30.4 Omgevingsvergunning voor het uitvoeren van een werk, geen bouwwerk zijnde, of van werkzaamheden
a. Het is verboden zonder of in afwijking van een omgevingsvergunning volgende werken, geen bouwwerk zijnde, en werkzaamheden uit te voeren:
1. het aanbrengen van beplanting en bomen;
2. het aanleggen van wegen of paden en het aanbrengen van andere oppervlakteverhardingen;
3. het uitvoeren van grondbewerkingen, waartoe worden gerekend afgraven, ontginnen en ophogen;
4. het aanleggen, vergraven, verruimen of dempen van sloten, vijvers en andere wateren;
5. het permanent opslaan van goederen.
b.
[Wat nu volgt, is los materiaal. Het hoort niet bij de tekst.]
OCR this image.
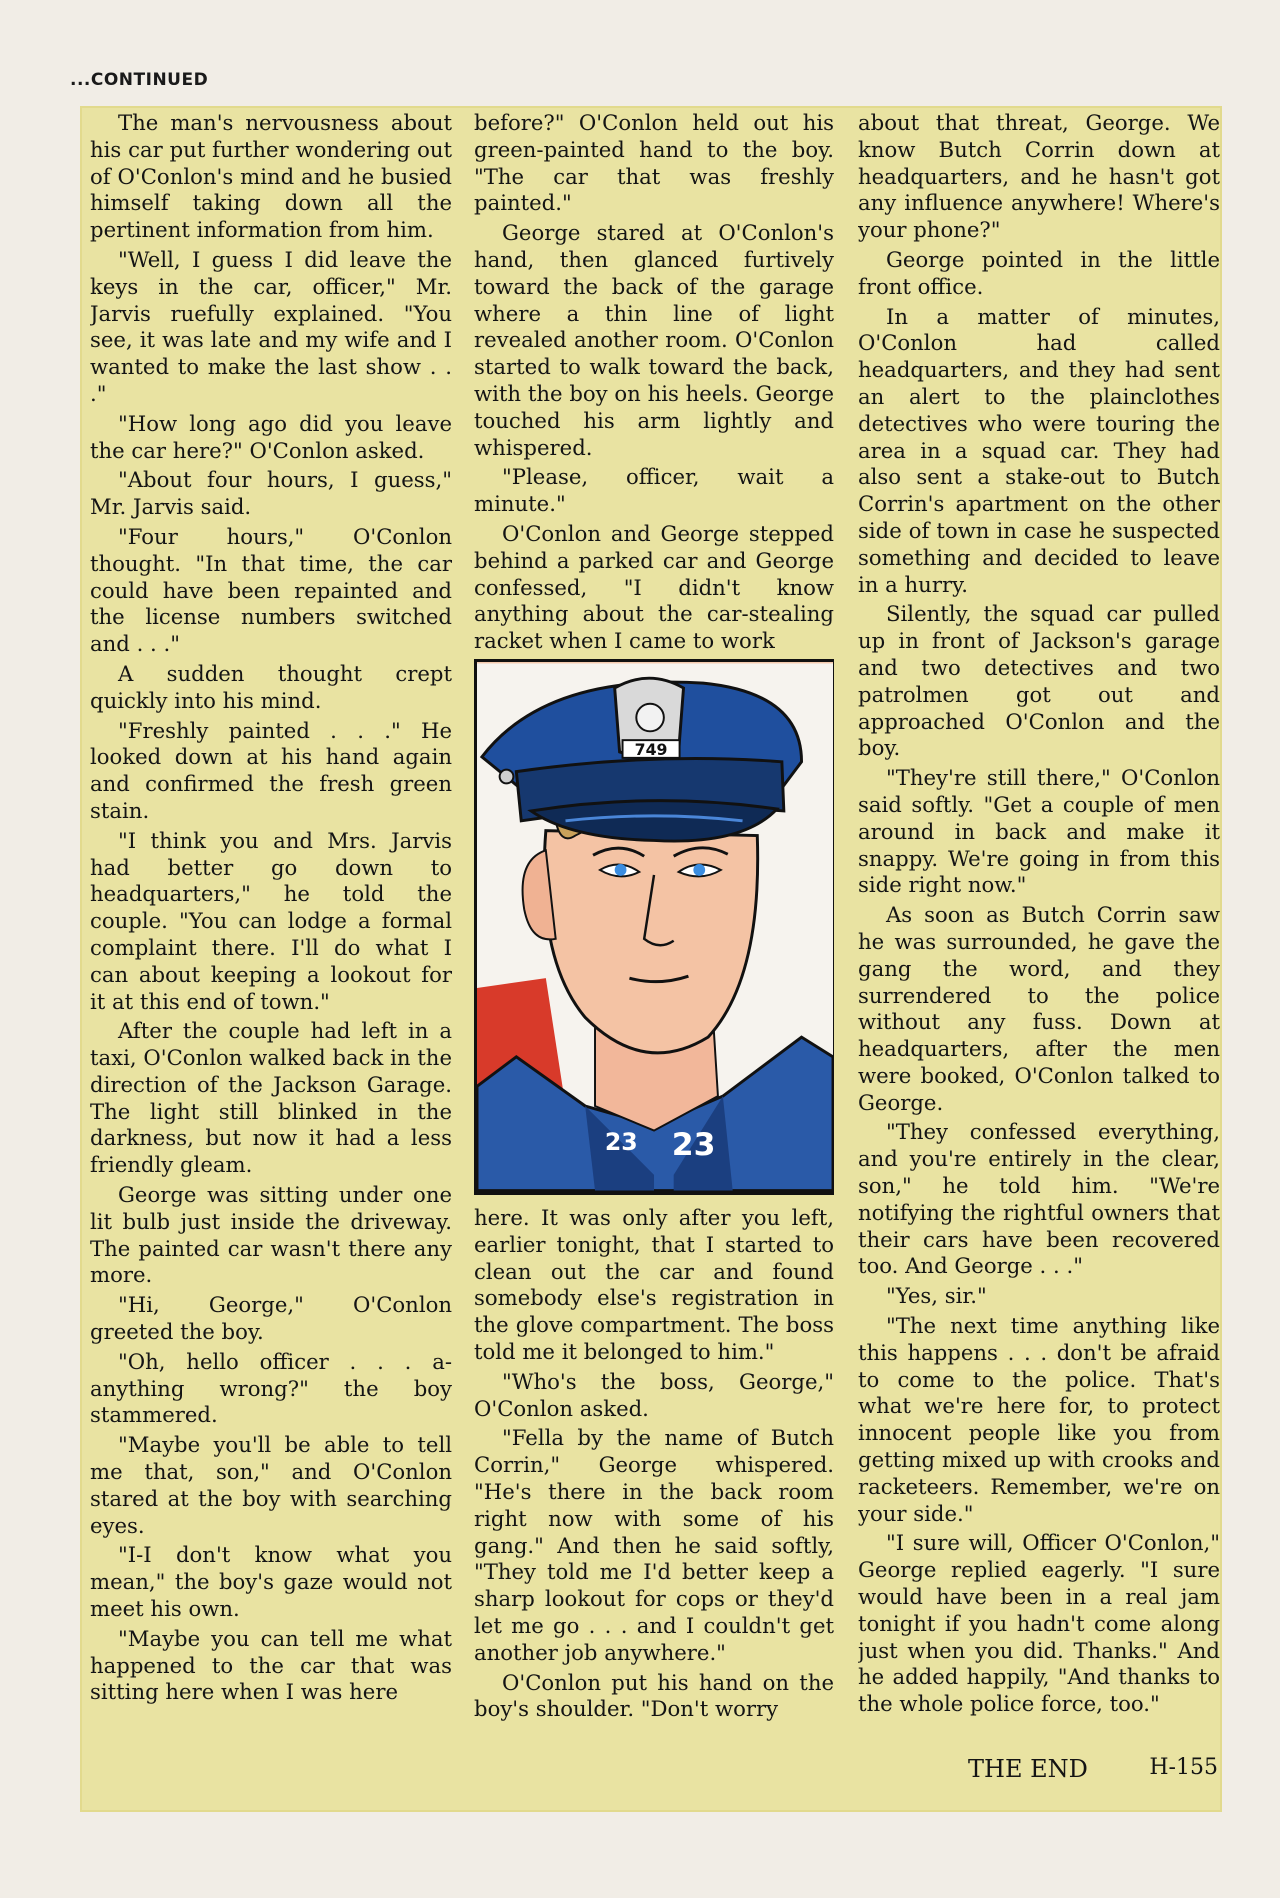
...CONTINUED

The man's nervousness about his car put further wondering out of O'Conlon's mind and he busied himself taking down all the pertinent information from him.

"Well, I guess I did leave the keys in the car, officer," Mr. Jarvis ruefully explained. "You see, it was late and my wife and I wanted to make the last show . . ."

"How long ago did you leave the car here?" O'Conlon asked.

"About four hours, I guess," Mr. Jarvis said.

"Four hours," O'Conlon thought. "In that time, the car could have been repainted and the license numbers switched and . . ."

A sudden thought crept quickly into his mind.

"Freshly painted . . ." He looked down at his hand again and confirmed the fresh green stain.

"I think you and Mrs. Jarvis had better go down to headquarters," he told the couple. "You can lodge a formal complaint there. I'll do what I can about keeping a lookout for it at this end of town."

After the couple had left in a taxi, O'Conlon walked back in the direction of the Jackson Garage. The light still blinked in the darkness, but now it had a less friendly gleam.

George was sitting under one lit bulb just inside the driveway. The painted car wasn't there any more.

"Hi, George," O'Conlon greeted the boy.

"Oh, hello officer . . . a-anything wrong?" the boy stammered.

"Maybe you'll be able to tell me that, son," and O'Conlon stared at the boy with searching eyes.

"I-I don't know what you mean," the boy's gaze would not meet his own.

"Maybe you can tell me what happened to the car that was sitting here when I was here

before?" O'Conlon held out his green-painted hand to the boy. "The car that was freshly painted."

George stared at O'Conlon's hand, then glanced furtively toward the back of the garage where a thin line of light revealed another room. O'Conlon started to walk toward the back, with the boy on his heels. George touched his arm lightly and whispered.

"Please, officer, wait a minute."

O'Conlon and George stepped behind a parked car and George confessed, "I didn't know anything about the car-stealing racket when I came to work

749
23 23

here. It was only after you left, earlier tonight, that I started to clean out the car and found somebody else's registration in the glove compartment. The boss told me it belonged to him."

"Who's the boss, George," O'Conlon asked.

"Fella by the name of Butch Corrin," George whispered. "He's there in the back room right now with some of his gang." And then he said softly, "They told me I'd better keep a sharp lookout for cops or they'd let me go . . . and I couldn't get another job anywhere."

O'Conlon put his hand on the boy's shoulder. "Don't worry

about that threat, George. We know Butch Corrin down at headquarters, and he hasn't got any influence anywhere! Where's your phone?"

George pointed in the little front office.

In a matter of minutes, O'Conlon had called headquarters, and they had sent an alert to the plainclothes detectives who were touring the area in a squad car. They had also sent a stake-out to Butch Corrin's apartment on the other side of town in case he suspected something and decided to leave in a hurry.

Silently, the squad car pulled up in front of Jackson's garage and two detectives and two patrolmen got out and approached O'Conlon and the boy.

"They're still there," O'Conlon said softly. "Get a couple of men around in back and make it snappy. We're going in from this side right now."

As soon as Butch Corrin saw he was surrounded, he gave the gang the word, and they surrendered to the police without any fuss. Down at headquarters, after the men were booked, O'Conlon talked to George.

"They confessed everything, and you're entirely in the clear, son," he told him. "We're notifying the rightful owners that their cars have been recovered too. And George . . ."

"Yes, sir."

"The next time anything like this happens . . . don't be afraid to come to the police. That's what we're here for, to protect innocent people like you from getting mixed up with crooks and racketeers. Remember, we're on your side."

"I sure will, Officer O'Conlon," George replied eagerly. "I sure would have been in a real jam tonight if you hadn't come along just when you did. Thanks." And he added happily, "And thanks to the whole police force, too."

THE END	H-155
Het bepaalde sub a is niet van toepassing op werken en/of werkzaamheden welke:
1. verband houden met de aanleg van de betreffende bovengrondse hoogspanningsverbinding;
2. het normale onderhoud ten aanzien van de verbinding en belemmeringenstrook of ten aanzien van de functies van de andere voorkomende bestemmen(en) betreffen;
3. reeds in uitvoering zijn of aanwezig zijn op het tijdstip van het van kracht worden van dit plan;
4. mogen worden uitgevoerd krachtens een reeds verleende omgevingsvergunning.
c. De sub a genoemde vergunning kan worden verleend indien de betreffende werken en/of werkzaamheden niet strijdig zijn met de belangen en de veiligheid van de verbinding.
d. De sub a genoemde vergunning kan niet eerder worden verleend dan nadat de leidingbeheerder schriftelijk advies heeft uitgebracht, dan wel nadat de leidingbeheerder in de gelegenheid is gesteld advies uit te brengen, maar daarvan geen gebruik heeft gemaakt.